If a politician promises to give every voter a turkey, his or her opponent typically calls that bet and raises - "I'll see his turkey and throw in a chicken."
A turkey is exactly what Republican presidential candidate John McCain promised voters when he called for a Memorial Day to Labor Day suspension of the federal 18.4 cents-per-gallon federal gasoline tax. Sen. Hillary Clinton saw McCain one better, embracing the moratorium on the gas tax and calling for a law requiring oil companies to pay a windfall profits tax.
Sen. Barack Obama also supports a windfall profits tax, but he placed a different bet - that voters are too smart to think that the temporary elimination of a tax that congressional researchers say would save the average motorist $30 will improve their lot or do anything to better the nation's long-term energy picture.

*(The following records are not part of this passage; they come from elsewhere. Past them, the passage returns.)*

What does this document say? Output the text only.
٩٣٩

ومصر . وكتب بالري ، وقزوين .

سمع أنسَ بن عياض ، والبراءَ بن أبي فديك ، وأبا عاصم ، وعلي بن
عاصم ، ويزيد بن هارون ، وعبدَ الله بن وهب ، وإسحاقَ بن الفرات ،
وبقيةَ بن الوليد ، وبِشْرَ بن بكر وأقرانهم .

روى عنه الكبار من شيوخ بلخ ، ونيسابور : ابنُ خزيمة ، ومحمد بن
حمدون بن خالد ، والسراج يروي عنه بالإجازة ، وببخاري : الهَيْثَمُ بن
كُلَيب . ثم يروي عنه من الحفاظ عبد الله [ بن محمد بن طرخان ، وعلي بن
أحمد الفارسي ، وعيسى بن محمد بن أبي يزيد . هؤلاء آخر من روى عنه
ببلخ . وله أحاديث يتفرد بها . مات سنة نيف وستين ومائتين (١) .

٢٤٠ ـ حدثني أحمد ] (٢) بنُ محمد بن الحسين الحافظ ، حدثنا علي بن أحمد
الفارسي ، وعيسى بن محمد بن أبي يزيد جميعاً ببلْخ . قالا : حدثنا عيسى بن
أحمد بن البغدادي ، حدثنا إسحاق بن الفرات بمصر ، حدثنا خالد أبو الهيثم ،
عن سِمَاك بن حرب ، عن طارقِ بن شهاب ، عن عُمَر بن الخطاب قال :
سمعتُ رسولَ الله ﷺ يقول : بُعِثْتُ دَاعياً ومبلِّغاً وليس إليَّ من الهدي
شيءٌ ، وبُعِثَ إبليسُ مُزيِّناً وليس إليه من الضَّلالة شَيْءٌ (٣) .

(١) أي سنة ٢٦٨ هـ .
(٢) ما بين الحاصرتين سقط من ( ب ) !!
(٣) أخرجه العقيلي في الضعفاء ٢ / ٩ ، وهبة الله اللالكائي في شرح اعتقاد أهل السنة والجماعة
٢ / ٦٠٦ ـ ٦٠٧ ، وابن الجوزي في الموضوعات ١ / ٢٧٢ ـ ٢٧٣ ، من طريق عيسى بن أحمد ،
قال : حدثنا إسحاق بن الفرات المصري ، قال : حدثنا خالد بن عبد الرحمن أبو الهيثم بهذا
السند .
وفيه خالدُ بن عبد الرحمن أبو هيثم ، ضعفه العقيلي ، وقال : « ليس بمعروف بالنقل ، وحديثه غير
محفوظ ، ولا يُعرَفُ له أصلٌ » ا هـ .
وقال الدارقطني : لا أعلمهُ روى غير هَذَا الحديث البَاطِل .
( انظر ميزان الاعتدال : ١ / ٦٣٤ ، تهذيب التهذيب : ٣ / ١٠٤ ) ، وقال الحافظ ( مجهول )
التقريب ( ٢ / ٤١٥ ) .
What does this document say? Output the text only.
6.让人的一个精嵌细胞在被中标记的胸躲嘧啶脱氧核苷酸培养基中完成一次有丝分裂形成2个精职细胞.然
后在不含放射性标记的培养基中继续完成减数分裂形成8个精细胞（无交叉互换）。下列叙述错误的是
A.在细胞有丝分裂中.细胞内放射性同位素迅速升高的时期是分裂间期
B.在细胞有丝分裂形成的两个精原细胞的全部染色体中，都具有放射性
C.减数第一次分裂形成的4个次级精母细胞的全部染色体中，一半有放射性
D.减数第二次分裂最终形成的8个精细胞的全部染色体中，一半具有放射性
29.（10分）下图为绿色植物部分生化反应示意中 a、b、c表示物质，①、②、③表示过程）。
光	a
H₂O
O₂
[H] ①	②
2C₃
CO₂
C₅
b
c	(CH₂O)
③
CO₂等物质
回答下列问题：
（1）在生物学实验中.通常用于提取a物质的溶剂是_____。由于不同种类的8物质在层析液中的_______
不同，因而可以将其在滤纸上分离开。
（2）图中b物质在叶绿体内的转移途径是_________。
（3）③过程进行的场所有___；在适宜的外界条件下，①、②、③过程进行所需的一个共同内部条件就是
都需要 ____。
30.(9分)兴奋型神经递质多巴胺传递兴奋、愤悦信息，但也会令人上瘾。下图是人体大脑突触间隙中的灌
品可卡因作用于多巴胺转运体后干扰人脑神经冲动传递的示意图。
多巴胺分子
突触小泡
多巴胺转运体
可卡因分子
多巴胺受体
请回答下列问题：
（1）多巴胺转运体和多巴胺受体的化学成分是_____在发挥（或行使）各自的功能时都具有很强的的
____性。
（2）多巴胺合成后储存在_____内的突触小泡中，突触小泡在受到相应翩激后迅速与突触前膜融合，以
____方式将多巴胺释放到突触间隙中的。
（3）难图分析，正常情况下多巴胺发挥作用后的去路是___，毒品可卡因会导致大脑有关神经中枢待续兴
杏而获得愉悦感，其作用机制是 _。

"Half a tank of gas? That's his big solution," Obama said of McCain's proposal.
Clinton's decision to match McCain pander for pander came on the same day that a message arrived from New Hampshire Democratic Party headquarters. It began, "Sen. John McCain's proposal to suspend the gas tax in an election year would cost New Hampshire $32 million in lost federal highway funds, which are used to modernize, repair and maintain our highways and keep roads and bridges safe for families."
The message went on to excoriate McCain for a "gimmick" that would add $10 billion to the nation's deficit and slow needed highway improvements. Nationally, highway officials claim that losing the summer take from the tax would cost the ailing construction industry 300,000 jobs. Presumably, Clinton didn't get the message.